The 12-member Federal Open Market Committee today (Nov. 10) unanimously raised its benchmark federal funds rate — the rate on overnight loans between banks — to 2% from 1.75%.
It marks the fourth quarter-point increase since July.
For months, the Fed has telegraphed its intention to raise rates “at a measured pace” to keep prices from climbing as the economy continues to recover and demand for goods and services increases.
As a result of the Fed’s decision to push up the funds rate, commercial banks increased their prime lending rate for many short-term consumer and business loans by a corresponding amount to 5 percent from 4.75 percent.
The benchmark prime rate is a key economic factor for the RV industry.

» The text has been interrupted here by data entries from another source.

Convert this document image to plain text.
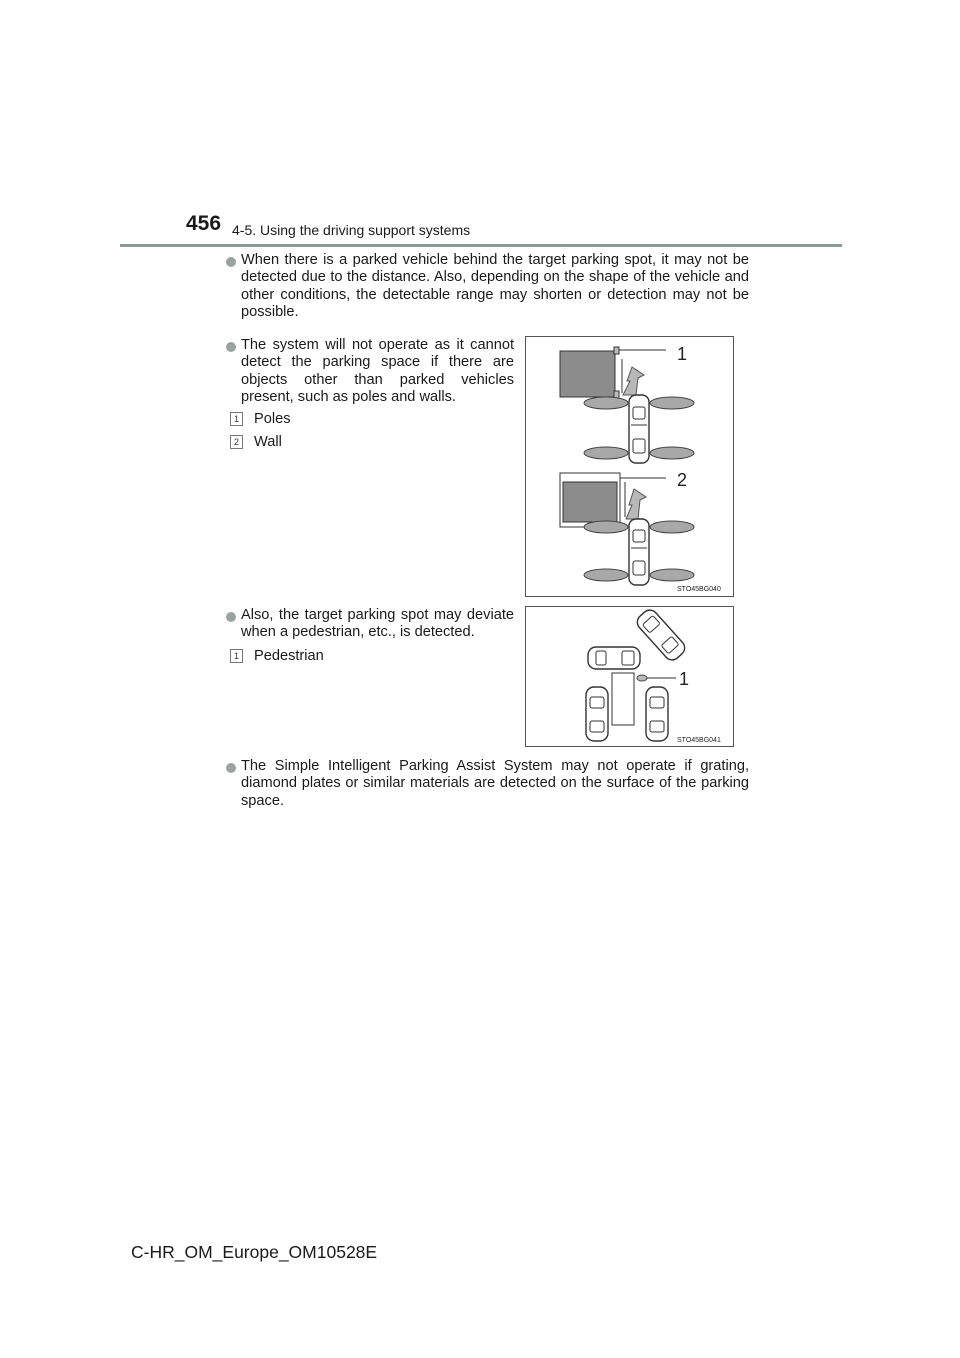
456 4-5. Using the driving support systems
When there is a parked vehicle behind the target parking spot, it may not be detected due to the distance. Also, depending on the shape of the vehicle and other conditions, the detectable range may shorten or detection may not be possible.
The system will not operate as it cannot detect the parking space if there are objects other than parked vehicles present, such as poles and walls.
1 Poles
2 Wall
1
2
STO45BG040
Also, the target parking spot may deviate when a pedestrian, etc., is detected.
1 Pedestrian
1
STO45BG041
The Simple Intelligent Parking Assist System may not operate if grating, diamond plates or similar materials are detected on the surface of the parking space.
C-HR_OM_Europe_OM10528E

The historically low prime rates have helped fuel sales, allowing dealers to maintain higher inventory levels while consumers benefited from lower interest rates on loans.
In its statement, the Open Market Committee upgraded its assessment of the economy from its last meeting, saying growth was moderate and labor markets had improved. Earlier, the Fed had said growth was “picking up some traction” while labor markets were said to have improved “modestly.”
Eyes are now focused on the committee’s Dec. 14 meeting. Ahead of today’s announcement, the financial markets were giving an 80 percent chance of a rate hike in December and were looking for a 2.75 percent fed funds rate in June 2005, a pace that calls for the committee to skip one meeting, according to CBS Marketwatch.
Many economists estimate the Fed eventually will push rates as high as 3.5% to 4.5%. Other experts say it will temporarily halt its upward march around the 2% level to assess what effect higher interest rates, high oil prices and other negative factors are having on the economy.